The Trans-Iron Galactic Element Recorder for the International Space Station (TIGERISS) is
under construction and is planned for launch in 2027 and will be attached at the SOX location
on the Columbus module on the ISS. TIGERISS will make the first definitive measurements of
Ultra-Heavy Galactic Cosmic Rays (UHGCRs; Z >29) on an individual element basis past barium
($^{56}Ba$), through the lanthinides, and to lead ($^{82}Pb$). TIGERISS has a geometry factor of 1.06
$m^2$ sr and is comprised of four planes of single-sided silicon strip detectors (SSDs) arranged in
orthogonal X-Y layers with an X-Y pair above and an X-Y pair below two large-area Cherenkov
detectors. The top Cherenkov detector is comprised of a mosaic of aerogel radiators (n =1.05)

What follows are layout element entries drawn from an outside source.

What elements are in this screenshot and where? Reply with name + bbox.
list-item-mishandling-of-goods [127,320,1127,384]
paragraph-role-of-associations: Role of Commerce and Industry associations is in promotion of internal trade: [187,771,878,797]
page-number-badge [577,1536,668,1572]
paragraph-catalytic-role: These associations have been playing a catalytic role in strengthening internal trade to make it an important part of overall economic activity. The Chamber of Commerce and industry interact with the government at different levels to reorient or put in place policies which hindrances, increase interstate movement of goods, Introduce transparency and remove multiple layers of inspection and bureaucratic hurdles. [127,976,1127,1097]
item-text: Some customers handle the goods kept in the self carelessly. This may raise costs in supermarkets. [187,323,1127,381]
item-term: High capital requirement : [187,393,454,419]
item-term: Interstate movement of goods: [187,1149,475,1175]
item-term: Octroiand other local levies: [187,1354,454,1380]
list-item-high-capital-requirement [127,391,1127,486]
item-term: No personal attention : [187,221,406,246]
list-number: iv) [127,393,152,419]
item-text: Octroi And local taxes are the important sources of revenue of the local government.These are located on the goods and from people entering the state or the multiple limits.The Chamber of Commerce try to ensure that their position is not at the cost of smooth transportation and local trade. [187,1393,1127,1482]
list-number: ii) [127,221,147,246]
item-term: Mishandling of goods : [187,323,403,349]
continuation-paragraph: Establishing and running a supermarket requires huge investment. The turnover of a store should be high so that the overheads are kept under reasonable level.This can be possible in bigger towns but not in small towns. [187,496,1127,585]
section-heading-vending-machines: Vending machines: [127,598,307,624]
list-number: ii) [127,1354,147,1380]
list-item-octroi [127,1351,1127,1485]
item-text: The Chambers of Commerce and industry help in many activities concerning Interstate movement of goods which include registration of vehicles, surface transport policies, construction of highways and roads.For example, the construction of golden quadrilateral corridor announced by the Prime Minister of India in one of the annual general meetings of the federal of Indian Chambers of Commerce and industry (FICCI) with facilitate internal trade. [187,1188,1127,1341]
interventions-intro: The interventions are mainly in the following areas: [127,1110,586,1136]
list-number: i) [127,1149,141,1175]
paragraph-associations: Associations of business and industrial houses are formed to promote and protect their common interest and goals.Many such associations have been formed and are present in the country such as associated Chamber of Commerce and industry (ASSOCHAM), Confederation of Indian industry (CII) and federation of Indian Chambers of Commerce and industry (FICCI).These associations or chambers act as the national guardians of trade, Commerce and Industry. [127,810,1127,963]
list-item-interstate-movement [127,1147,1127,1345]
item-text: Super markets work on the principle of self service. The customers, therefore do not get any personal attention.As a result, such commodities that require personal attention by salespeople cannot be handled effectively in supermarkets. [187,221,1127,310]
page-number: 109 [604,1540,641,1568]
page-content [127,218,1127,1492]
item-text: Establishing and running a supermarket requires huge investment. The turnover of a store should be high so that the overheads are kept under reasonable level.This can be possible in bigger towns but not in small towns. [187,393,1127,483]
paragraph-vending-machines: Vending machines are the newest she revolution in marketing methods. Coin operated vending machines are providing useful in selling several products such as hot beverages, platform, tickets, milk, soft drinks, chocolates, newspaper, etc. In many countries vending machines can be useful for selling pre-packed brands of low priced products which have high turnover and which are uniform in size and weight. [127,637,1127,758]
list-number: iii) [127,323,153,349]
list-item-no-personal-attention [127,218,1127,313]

while the bottom Cherenkov detector has an acrylic radiator (n = 1.49). The combination of the
Cherenkov velocity measurements with the precise measurements of the ionization and trajectory
of the traversing cosmic rays leads to highly accurate charge measurements of < 0.25 c.u. over the
entire elemental range of $^{5}B$ through $^{82}Pb$. These TIGERISS measurements are highly sensitive
in determining the strength of s-process, r-process, and rp-processes of Galactic nucleosynthesis
while providing critical data needed for multi-messenger studies to determine the contributions
of extreme phenomena, including supernovae (SN) and Neutron Star Mergers (NSMs), in the
production of galactic matter. The science goals of TIGERISS, mission status, instrument design
and performance of the TIGERISS SSD subsystem in relation to the measurements and science
goals of TIGERISS are discussed in this paper.